Констанеда долго перебирал марки, но на каждой из них было нарисовано то, что вызывало у него неприятие. Там были изображены выражения человеческих эмоций, разных мистических существ и даже религиозные символы. Все, что относилось к какой-нибудь сфере человеческих эмоций стало казаться Констанеде пресным. Он вспотел и сильно нервничал. У него возникло ощущение, что он стоит на пороге чего-то чрезвычайно важного, казалось что даже время в этот момент слегка замедлило свое течение. В конце концов он нашел подходящую картинку. Это был простой черный квадрат, видимо с самого краю расчерченной области на котором не было никакого рисунка.
- Неплохо. – сказал Кислый. – Я бы и сам ее сожрал. Чисто трансцендентальное переживание.

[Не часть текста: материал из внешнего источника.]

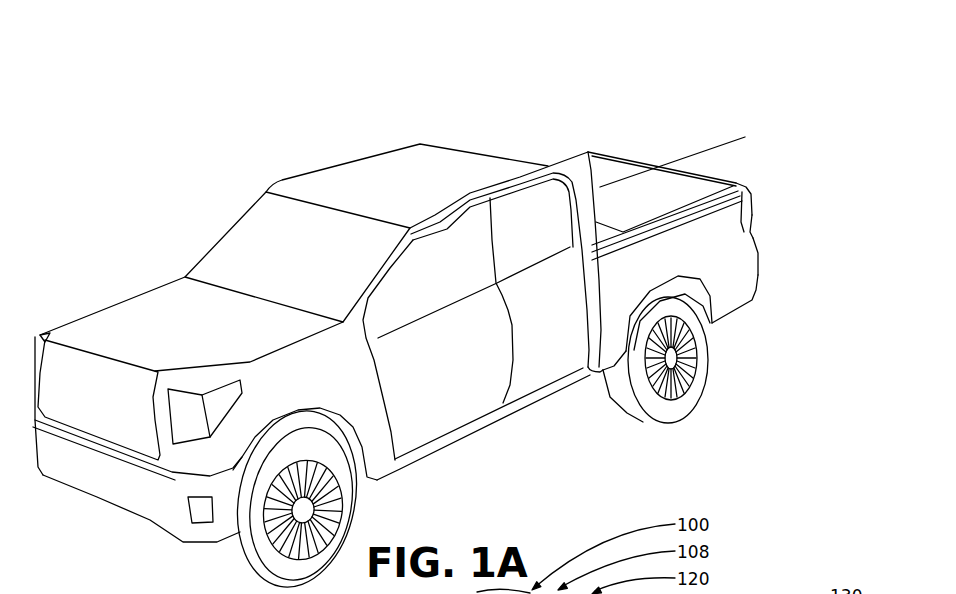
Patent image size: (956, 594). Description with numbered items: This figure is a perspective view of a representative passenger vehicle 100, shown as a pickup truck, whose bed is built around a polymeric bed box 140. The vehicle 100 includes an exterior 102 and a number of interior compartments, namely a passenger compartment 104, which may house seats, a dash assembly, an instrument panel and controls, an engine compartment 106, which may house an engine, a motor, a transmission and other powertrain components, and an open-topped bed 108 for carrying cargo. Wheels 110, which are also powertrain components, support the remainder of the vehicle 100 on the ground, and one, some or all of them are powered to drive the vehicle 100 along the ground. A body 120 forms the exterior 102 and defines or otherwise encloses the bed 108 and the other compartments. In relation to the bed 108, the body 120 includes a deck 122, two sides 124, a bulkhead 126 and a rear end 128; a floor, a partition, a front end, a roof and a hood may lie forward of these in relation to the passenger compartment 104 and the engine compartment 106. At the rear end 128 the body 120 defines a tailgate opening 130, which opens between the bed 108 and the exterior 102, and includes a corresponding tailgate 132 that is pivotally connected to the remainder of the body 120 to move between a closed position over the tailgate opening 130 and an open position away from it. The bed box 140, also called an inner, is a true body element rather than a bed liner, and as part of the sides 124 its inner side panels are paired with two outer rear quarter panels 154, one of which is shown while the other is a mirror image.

The vehicle 100 is at (596, 144).
The exterior 102 is at (462, 375).
The passenger compartment 104 is at (210, 267).
The engine compartment 106 is at (166, 292).
The bed 108 is at (613, 145).
The wheels 110 is at (700, 334).
The body 120 is at (628, 146).
The deck 122 is at (747, 191).
The sides 124 is at (702, 243).
The bulkhead 126 is at (753, 207).
The rear end 128 is at (757, 284).
The tailgate opening 130 is at (745, 137).
The tailgate 132 is at (738, 180).
The bed box 140 is at (648, 177).
The rear quarter panels 154 is at (710, 270).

Кислый аккуратно свернул обрезки страницы, засунул их в журнал и сказал, что сожрет их потом, когда все остальное уже закончится. Джон сказал, что готов поспорить, что когда Кислый съест обрезки, то еще и оближет две смежные страницы между которыми находился лист, пропитанный ЛСД. Кислый только улыбнулся и неопределенно пожал плечами, словно говоря «может быть».
Джон достал из носка двойной полиэтиленовый пакетик туго набитый порошком и отсыпал немного на страницу журнала, ловко свернул небольшой пакетик и дал Констанеде.
- Это фен. – сказал он. – Если что-то не так, то съешь его. Очень хорошо перебивает всевозможные суицидальные и параноидальные идеи.
Констанеда взял предложенный Джоном пакетик и решил больше не задерживаться в гостях у Кислого. Объяснив, что у него дела он извинился за невежливость и поблагодарил за помощь. Джон и Кислый хорошо знали Констанеду и его особенность никогда нигде не задерживаться, не общаться на бытовые темы и держаться в стороне от всех, поэтому понимающе и снисходительно попрощались с ним. Несмотря ни на что у них были прекрасные отношения, а причуды есть у каждого.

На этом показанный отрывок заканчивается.